Nine international cyber crime agencies are urging action following a report into Russian state threats.
The agencies, which include the US National Security Agency and the UK National Cyber Security Agency say Russian military intelligence services are responsible for espionage, sabotage and reputational harm.
They say GRU Unit 29155 (a unit of Russia’s military intelligence service) has expanded its tradecraft to include offensive cyber operations and deployed Whispergate malware against Ukrainian victim organisations.
In a new joint advisory statement, the National Cyber Security Centre (NCSC) – a part of GCHQ – and agencies in the United States, the Netherlands, Czech Republic, Germany, Estonia, Latvia, Canada, Australia and Ukraine have revealed the tactics and techniques used by Unit 29155 of the Russian GRU to carry out cyber operations globally.
It is the first time the UK has publicly exposed Unit 29155, also designated as 161st Specialist Training Centre, as being responsible for carrying out malicious cyber activity, which it has undertaken since at least 2020.
Since 2022, the group’s overall aim seems to have been to target and disrupt efforts to provide aid to Ukraine.
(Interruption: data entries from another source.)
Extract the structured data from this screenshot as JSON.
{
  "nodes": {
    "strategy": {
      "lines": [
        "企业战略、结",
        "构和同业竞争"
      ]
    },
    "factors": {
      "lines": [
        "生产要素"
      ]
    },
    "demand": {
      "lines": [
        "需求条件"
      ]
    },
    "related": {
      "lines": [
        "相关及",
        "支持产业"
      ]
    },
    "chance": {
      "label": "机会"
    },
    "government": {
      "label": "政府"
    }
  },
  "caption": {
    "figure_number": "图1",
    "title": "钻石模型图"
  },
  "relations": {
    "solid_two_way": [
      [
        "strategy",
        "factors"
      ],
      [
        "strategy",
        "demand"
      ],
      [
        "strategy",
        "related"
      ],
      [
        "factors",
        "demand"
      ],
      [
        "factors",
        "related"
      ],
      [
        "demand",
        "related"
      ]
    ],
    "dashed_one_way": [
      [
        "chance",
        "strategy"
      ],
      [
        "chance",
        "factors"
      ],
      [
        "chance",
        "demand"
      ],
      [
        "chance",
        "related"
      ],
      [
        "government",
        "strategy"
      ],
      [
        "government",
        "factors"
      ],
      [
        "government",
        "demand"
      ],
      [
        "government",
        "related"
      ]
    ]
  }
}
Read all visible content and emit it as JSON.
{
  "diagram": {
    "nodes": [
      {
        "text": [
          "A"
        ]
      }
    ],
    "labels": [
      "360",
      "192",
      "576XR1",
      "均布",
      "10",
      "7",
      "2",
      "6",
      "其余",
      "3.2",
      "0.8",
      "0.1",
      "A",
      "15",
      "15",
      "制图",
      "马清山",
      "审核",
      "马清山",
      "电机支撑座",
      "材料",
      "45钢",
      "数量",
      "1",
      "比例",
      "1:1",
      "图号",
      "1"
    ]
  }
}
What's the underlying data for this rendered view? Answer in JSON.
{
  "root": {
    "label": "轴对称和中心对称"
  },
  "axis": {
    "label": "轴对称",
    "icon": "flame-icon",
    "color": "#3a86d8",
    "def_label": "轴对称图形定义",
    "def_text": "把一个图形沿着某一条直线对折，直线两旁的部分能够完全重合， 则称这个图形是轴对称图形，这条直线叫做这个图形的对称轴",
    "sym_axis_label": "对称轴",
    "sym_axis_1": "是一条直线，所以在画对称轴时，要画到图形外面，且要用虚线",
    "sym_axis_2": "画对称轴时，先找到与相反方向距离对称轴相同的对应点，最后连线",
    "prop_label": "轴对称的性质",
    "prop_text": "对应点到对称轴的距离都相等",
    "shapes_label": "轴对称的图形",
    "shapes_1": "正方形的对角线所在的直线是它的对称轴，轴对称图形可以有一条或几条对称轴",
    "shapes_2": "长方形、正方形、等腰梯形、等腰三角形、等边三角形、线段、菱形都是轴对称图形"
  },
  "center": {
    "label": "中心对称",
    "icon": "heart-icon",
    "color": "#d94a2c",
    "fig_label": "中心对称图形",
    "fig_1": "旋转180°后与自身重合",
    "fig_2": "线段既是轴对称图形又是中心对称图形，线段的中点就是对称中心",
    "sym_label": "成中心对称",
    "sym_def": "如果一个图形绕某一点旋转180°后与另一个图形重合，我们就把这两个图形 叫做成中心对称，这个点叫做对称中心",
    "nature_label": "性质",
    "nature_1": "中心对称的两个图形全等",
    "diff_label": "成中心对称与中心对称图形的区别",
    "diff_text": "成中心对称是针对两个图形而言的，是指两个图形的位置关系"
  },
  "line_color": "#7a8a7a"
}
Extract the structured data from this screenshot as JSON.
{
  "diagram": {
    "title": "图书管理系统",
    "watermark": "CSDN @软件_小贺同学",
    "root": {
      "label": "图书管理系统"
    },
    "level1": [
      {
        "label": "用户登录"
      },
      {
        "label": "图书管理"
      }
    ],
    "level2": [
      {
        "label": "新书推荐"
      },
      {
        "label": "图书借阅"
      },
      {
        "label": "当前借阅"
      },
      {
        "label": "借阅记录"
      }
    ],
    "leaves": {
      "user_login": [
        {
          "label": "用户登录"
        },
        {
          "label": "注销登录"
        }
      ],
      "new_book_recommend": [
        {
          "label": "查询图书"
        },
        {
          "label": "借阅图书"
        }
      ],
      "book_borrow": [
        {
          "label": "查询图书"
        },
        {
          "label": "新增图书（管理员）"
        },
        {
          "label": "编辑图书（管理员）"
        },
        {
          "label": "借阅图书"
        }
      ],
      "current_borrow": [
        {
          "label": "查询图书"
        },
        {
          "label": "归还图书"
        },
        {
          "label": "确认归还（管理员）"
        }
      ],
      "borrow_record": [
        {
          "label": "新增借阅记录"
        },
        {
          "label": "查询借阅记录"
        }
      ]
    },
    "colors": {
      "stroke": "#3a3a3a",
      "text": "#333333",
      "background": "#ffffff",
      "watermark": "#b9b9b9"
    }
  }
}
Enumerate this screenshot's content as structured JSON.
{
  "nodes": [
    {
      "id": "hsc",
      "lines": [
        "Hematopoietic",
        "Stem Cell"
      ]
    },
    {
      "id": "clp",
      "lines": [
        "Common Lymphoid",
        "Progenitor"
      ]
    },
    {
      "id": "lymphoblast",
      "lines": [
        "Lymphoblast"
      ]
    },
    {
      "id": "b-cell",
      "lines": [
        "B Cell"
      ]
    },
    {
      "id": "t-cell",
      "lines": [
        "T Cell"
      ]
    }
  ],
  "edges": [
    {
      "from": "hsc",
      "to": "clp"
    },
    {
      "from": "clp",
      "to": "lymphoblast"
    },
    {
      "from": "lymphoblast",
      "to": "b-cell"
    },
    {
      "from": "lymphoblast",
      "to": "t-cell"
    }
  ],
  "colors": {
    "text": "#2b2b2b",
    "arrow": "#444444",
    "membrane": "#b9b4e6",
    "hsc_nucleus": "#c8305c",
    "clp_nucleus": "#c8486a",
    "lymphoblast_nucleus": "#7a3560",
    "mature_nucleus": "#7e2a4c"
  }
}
Today, the UK and allies can confirm that it was Unit 29155 specifically that was responsible for deploying the Whispergate malware against multiple victims across Ukraine prior to Russia’s invasion in 2022.
To mitigate this malicious cyber activity, organisations should take the following actions today:
- Prioritize routine system updates and remediate known exploited vulnerabilities.
- Segment networks to prevent the spread of malicious activity.
- Enable phishing-resistant multifactor authentication (MFA) for all externally facing account services, especially for webmail, virtual private networks (VPNs), and accounts that access critical systems.
Paul Chichester, Director of Operations at the National Cyber Security Centre, said:
“The exposure of Unit 29155 as a capable cyber actor illustrates the importance that Russian military intelligence places on using cyberspace to pursue its illegal war in Ukraine and other state priorities.
“The UK, alongside our partners, is committed to calling out Russian malicious cyber activity and will continue to do so.
“The NCSC strongly encourages organisations to follow the mitigation advice and guidance included in the advisory to help defend their networks.”
The advisory says the Unit, which is assessed to be made up of junior active-duty GRU officers, also relies on non-GRU actors, including known cyber criminals and enablers to conduct their operations. The group differs to more established GRU-related cyber groups Unit 26165 (Fancy Bear) and Unit 74455 (Sandworm).”